A União, por sua vez, representada pela PGFN, argumentou que o voto de qualidade só foi necessário em relação a uma das questões discutidas no processo, o limite de 30% para compensação da base negativa da CSLL. O órgão também sustentou que tem o direito de cobrar multas e juros porque a questão suscitada é decorrente de compensação não homologada.
Na decisão, porém, a juíza Noemi Martins de Oliveira, da 14ª Vara Cível Federal de São Paulo, deu razão ao contribuinte. Ela apenas analisou a probabilidade do direito e a urgência de julgamento, mas entendeu, em caráter provisório, que a instrução normativa “cria limitação não prevista em lei, extrapolando os limites do poder regulamentar e inovando indevidamente no ordenamento jurídico, em afronta ao princípio da legalidade”.
Assim, a juíza ordenou que a União abstenha-se de cobrar os débitos de CSLL exigidos em processo administrativo, “de modo que tais débitos não impeçam a renovação da certidão de regularidade fiscal da empresa, não acarretem sua inclusão no Cadin ou em outro cadastro de proteção ao crédito e, ainda, não sejam protestados” (processo nº 5009254-46.2025.4.03.6100).

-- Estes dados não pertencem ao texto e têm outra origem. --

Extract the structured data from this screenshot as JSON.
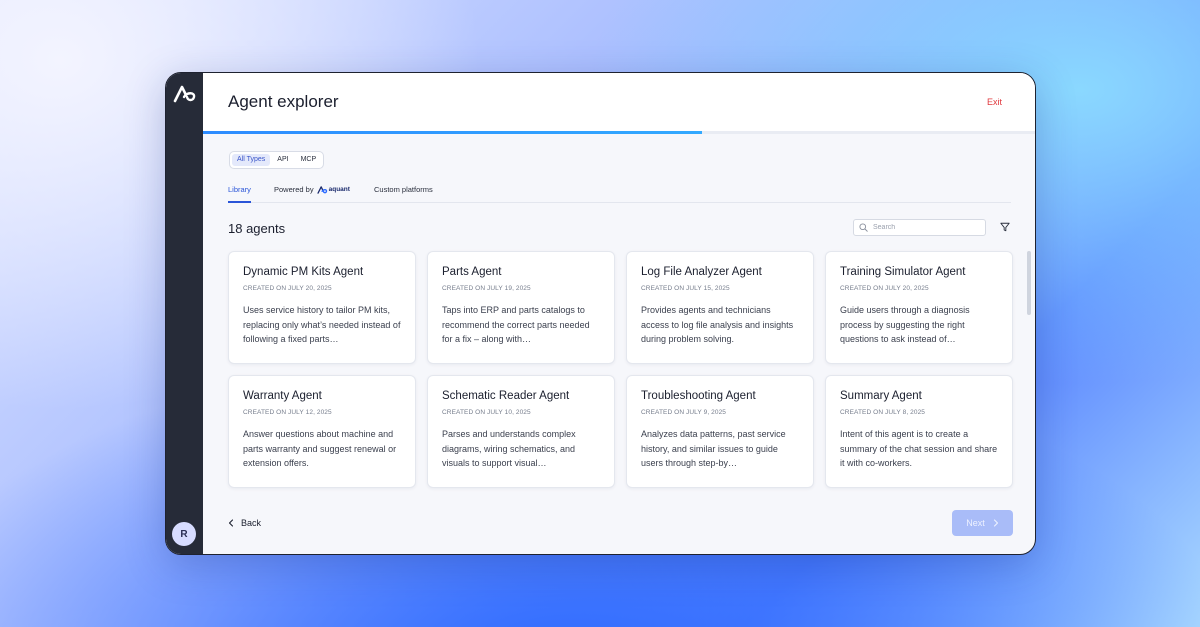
{
  "header": {
    "title": "Agent explorer",
    "exit_label": "Exit"
  },
  "progress": {
    "fraction": 0.6
  },
  "type_filter": {
    "options": [
      "All Types",
      "API",
      "MCP"
    ],
    "selected": "All Types"
  },
  "tabs": [
    {
      "label": "Library",
      "active": true
    },
    {
      "label": "Powered by",
      "brand": "aquant",
      "active": false
    },
    {
      "label": "Custom platforms",
      "active": false
    }
  ],
  "results": {
    "count_label": "18 agents"
  },
  "search": {
    "placeholder": "Search"
  },
  "agents": [
    {
      "name": "Dynamic PM Kits Agent",
      "date": "CREATED ON JULY 20, 2025",
      "description": "Uses service history to tailor PM kits, replacing only what’s needed instead of following a fixed parts…"
    },
    {
      "name": "Parts Agent",
      "date": "CREATED ON JULY 19, 2025",
      "description": "Taps into ERP and parts catalogs to recommend the correct parts needed for a fix – along with…"
    },
    {
      "name": "Log File Analyzer Agent",
      "date": "CREATED ON JULY 15, 2025",
      "description": "Provides agents and technicians access to log file analysis and insights during problem solving."
    },
    {
      "name": "Training Simulator Agent",
      "date": "CREATED ON JULY 20, 2025",
      "description": "Guide users through a diagnosis process by suggesting the right questions to ask instead of…"
    },
    {
      "name": "Warranty Agent",
      "date": "CREATED ON JULY 12, 2025",
      "description": "Answer questions about machine and parts warranty and suggest renewal or extension offers."
    },
    {
      "name": "Schematic Reader Agent",
      "date": "CREATED ON JULY 10, 2025",
      "description": "Parses and understands complex diagrams, wiring schematics, and visuals to support visual…"
    },
    {
      "name": "Troubleshooting Agent",
      "date": "CREATED ON JULY 9, 2025",
      "description": "Analyzes data patterns, past service history, and similar issues to guide users through step-by…"
    },
    {
      "name": "Summary Agent",
      "date": "CREATED ON JULY 8, 2025",
      "description": "Intent of this agent is to create a summary of the chat session and share it with co-workers."
    }
  ],
  "footer": {
    "back_label": "Back",
    "next_label": "Next"
  },
  "user": {
    "initial": "R"
  },
  "colors": {
    "accent": "#2a55d8",
    "exit": "#e0393e",
    "rail": "#262b38",
    "next_disabled": "#a9bcf8"
  }
}
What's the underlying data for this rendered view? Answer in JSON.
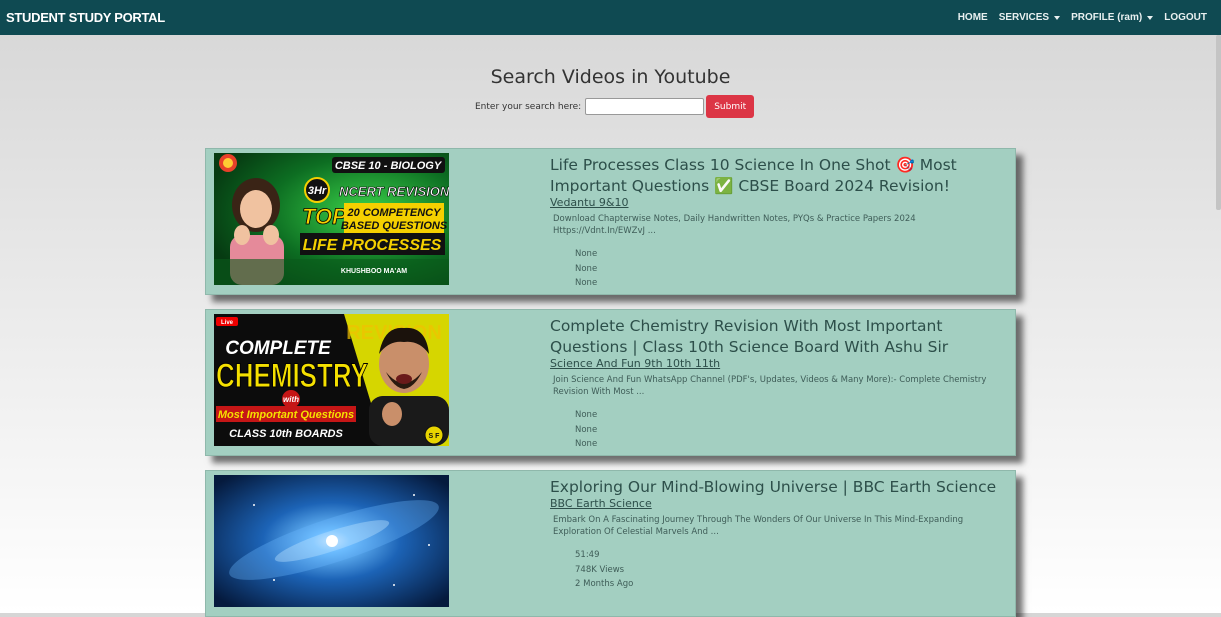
{
  "navbar": {
    "brand": "STUDENT STUDY PORTAL",
    "items": [
      {
        "label": "HOME",
        "dropdown": false
      },
      {
        "label": "SERVICES",
        "dropdown": true
      },
      {
        "label": "PROFILE (ram)",
        "dropdown": true
      },
      {
        "label": "LOGOUT",
        "dropdown": false
      }
    ]
  },
  "search": {
    "title": "Search Videos in Youtube",
    "label": "Enter your search here:",
    "value": "",
    "submit_label": "Submit"
  },
  "results": [
    {
      "title": "Life Processes Class 10 Science In One Shot 🎯 Most Important Questions ✅ CBSE Board 2024 Revision!",
      "channel": "Vedantu 9&10",
      "description": "Download Chapterwise Notes, Daily Handwritten Notes, PYQs & Practice Papers 2024 Https://Vdnt.In/EWZvJ ...",
      "duration": "None",
      "views": "None",
      "published": "None",
      "thumbnail": {
        "banner": "CBSE 10 - BIOLOGY",
        "hours": "3Hr",
        "line1": "NCERT REVISION",
        "top": "TOP",
        "line2": "20 COMPETENCY",
        "line3": "BASED QUESTIONS",
        "topic": "LIFE PROCESSES",
        "presenter": "KHUSHBOO MA'AM"
      }
    },
    {
      "title": "Complete Chemistry Revision With Most Important Questions | Class 10th Science Board With Ashu Sir",
      "channel": "Science And Fun 9th 10th 11th",
      "description": "Join Science And Fun WhatsApp Channel (PDF's, Updates, Videos & Many More):- Complete Chemistry Revision With Most ...",
      "duration": "None",
      "views": "None",
      "published": "None",
      "thumbnail": {
        "live": "Live",
        "line1": "COMPLETE",
        "line2": "CHEMISTRY",
        "with": "with",
        "line3": "Most Important Questions",
        "line4": "CLASS 10th BOARDS",
        "bg": "REVISION",
        "corner": "S F"
      }
    },
    {
      "title": "Exploring Our Mind-Blowing Universe | BBC Earth Science",
      "channel": "BBC Earth Science",
      "description": "Embark On A Fascinating Journey Through The Wonders Of Our Universe In This Mind-Expanding Exploration Of Celestial Marvels And ...",
      "duration": "51:49",
      "views": "748K Views",
      "published": "2 Months Ago"
    }
  ],
  "colors": {
    "navbar": "#0f4a52",
    "card": "#a3cfc1",
    "submit": "#dc3545",
    "text": "#2d4f4a"
  }
}
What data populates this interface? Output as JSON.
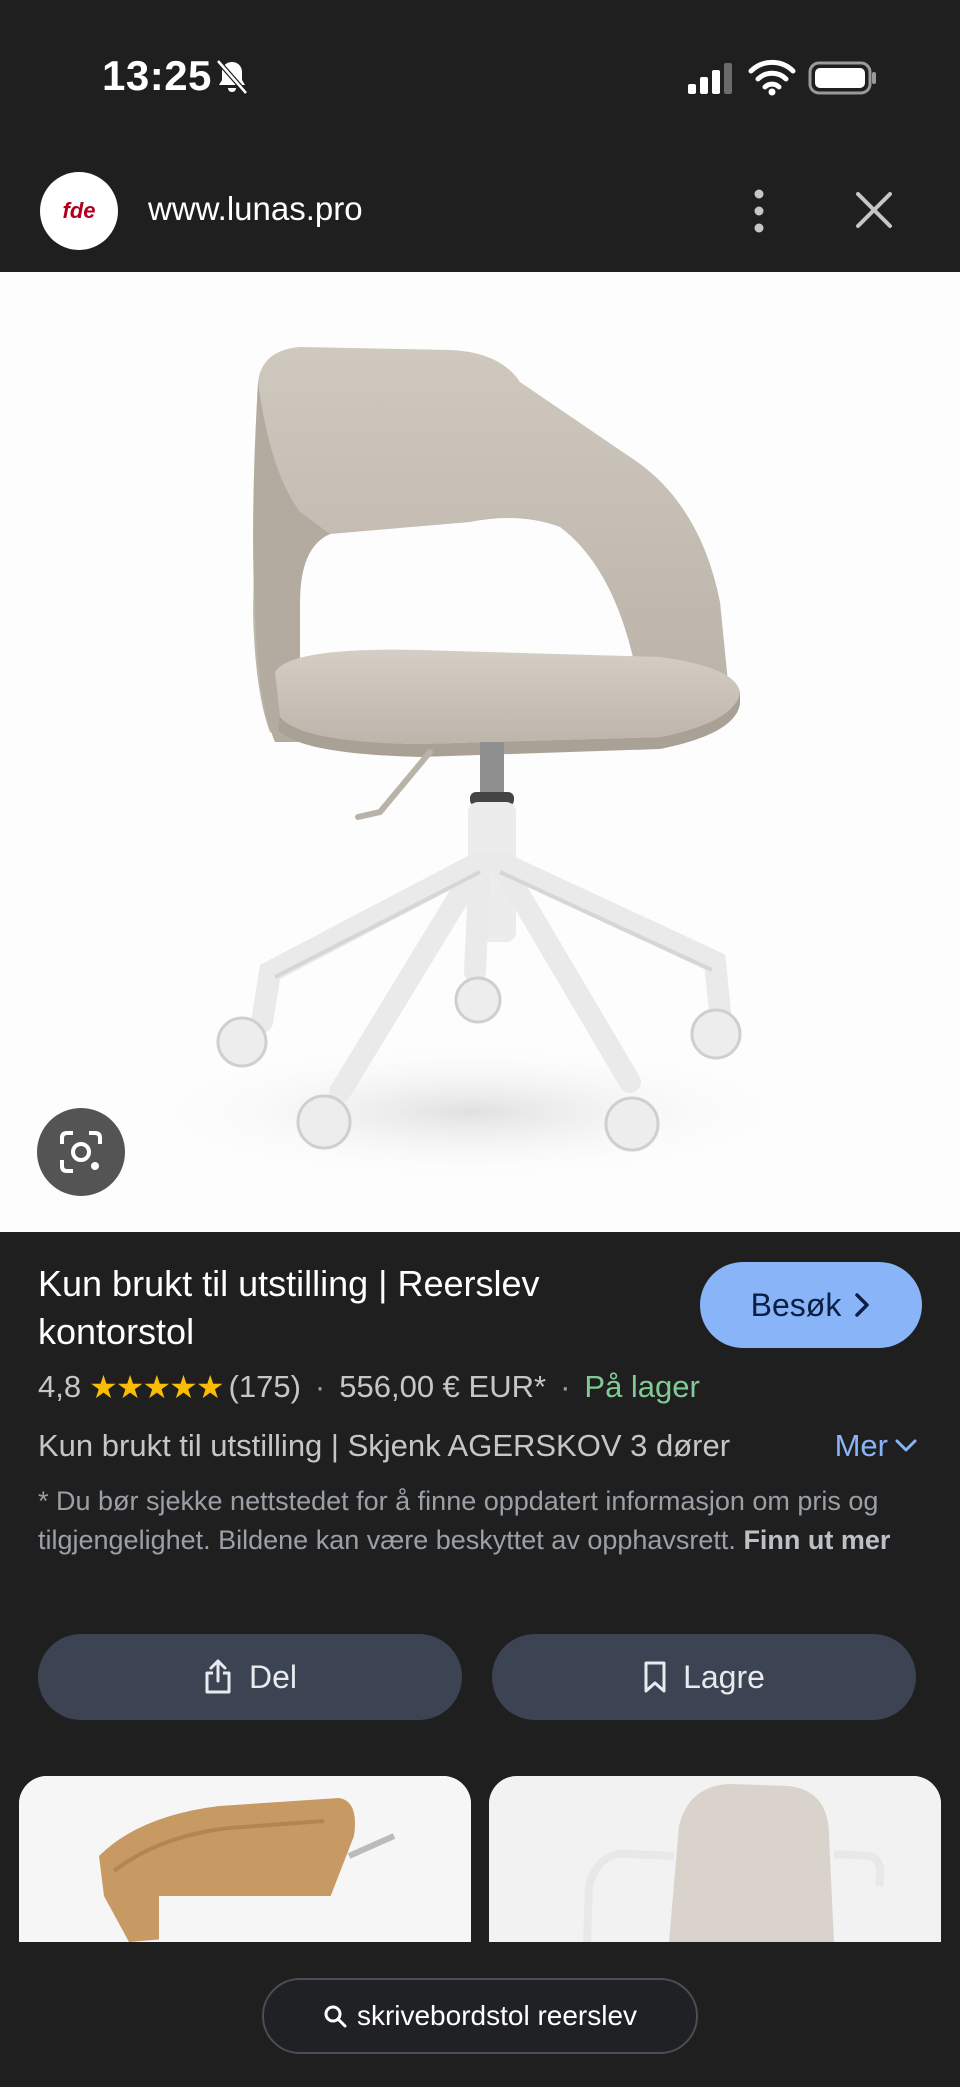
{
  "status_bar": {
    "time": "13:25",
    "icons": [
      "bell-slash-icon",
      "signal-icon",
      "wifi-icon",
      "battery-icon"
    ]
  },
  "browser": {
    "logo_text": "fde",
    "url": "www.lunas.pro",
    "icons": [
      "kebab-menu-icon",
      "close-icon"
    ]
  },
  "product": {
    "title": "Kun brukt til utstilling | Reerslev kontorstol",
    "visit_label": "Besøk",
    "rating": "4,8",
    "stars": "★★★★★",
    "review_count": "(175)",
    "price": "556,00 € EUR*",
    "stock": "På lager",
    "description": "Kun brukt til utstilling | Skjenk AGERSKOV 3 dører",
    "more_label": "Mer",
    "disclaimer": "* Du bør sjekke nettstedet for å finne oppdatert informasjon om pris og tilgjengelighet. Bildene kan være beskyttet av opphavsrett.",
    "learn_more": "Finn ut mer"
  },
  "actions": {
    "share_label": "Del",
    "save_label": "Lagre"
  },
  "colors": {
    "background": "#1f1f1f",
    "accent": "#8ab4f8",
    "stock_green": "#81c995",
    "star": "#fbbc04",
    "action_button": "#3c4453"
  },
  "search": {
    "query": "skrivebordstol reerslev"
  }
}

Segundo Fajersztajn, apesar de ainda ser liminar, a decisão aponta para a direção correta ao interpretar que a Receita não poderia ter extrapolado o conteúdo da lei para limitar o benefício de cancelamento de multas e juros. “Na própria lei não há uma distinção, então o benefício deveria valer tanto para as compensações quanto para os autos de infração. É uma decisão inédita, correta, que ajuda a afastar uma ilegalidade do entendimento da Receita e da PGFN”, diz.
Artur Muxfeldt, sócio do BVZ Advogados, destaca que o tema ainda é recente no Judiciário. Ele cita um outro precedente favorável aos contribuintes no Tribunal Regional Federal da 2ª Região (TRF-2), que não abordava o mesmo ponto, mas também questionava a instrução da Receita e o parecer da PGFN.
No caso, os benefícios foram negados porque o voto de qualidade apenas rejeitou a decadência da cobrança. A 3ª Turma Especializada, por unanimidade, porém, negou o recurso da União, assentando que a lei não fez “qualquer limitação quanto ao objeto ou matéria do processo administrativo fiscal” (processo nº 5075609-89.2024.4.02.5101).
No ano de 2024, até outubro, 3,7% dos processos do Carf tinham sido resolvidos por voto de qualidade, o que representou um aumento em relação a 2023, quando só 2,9% dos processos foram finalizados por essa modalidade. Procuradas, tanto a PGFN quanto a Receita Federal afirmaram que não se manifestarão a respeito da decisão judicial.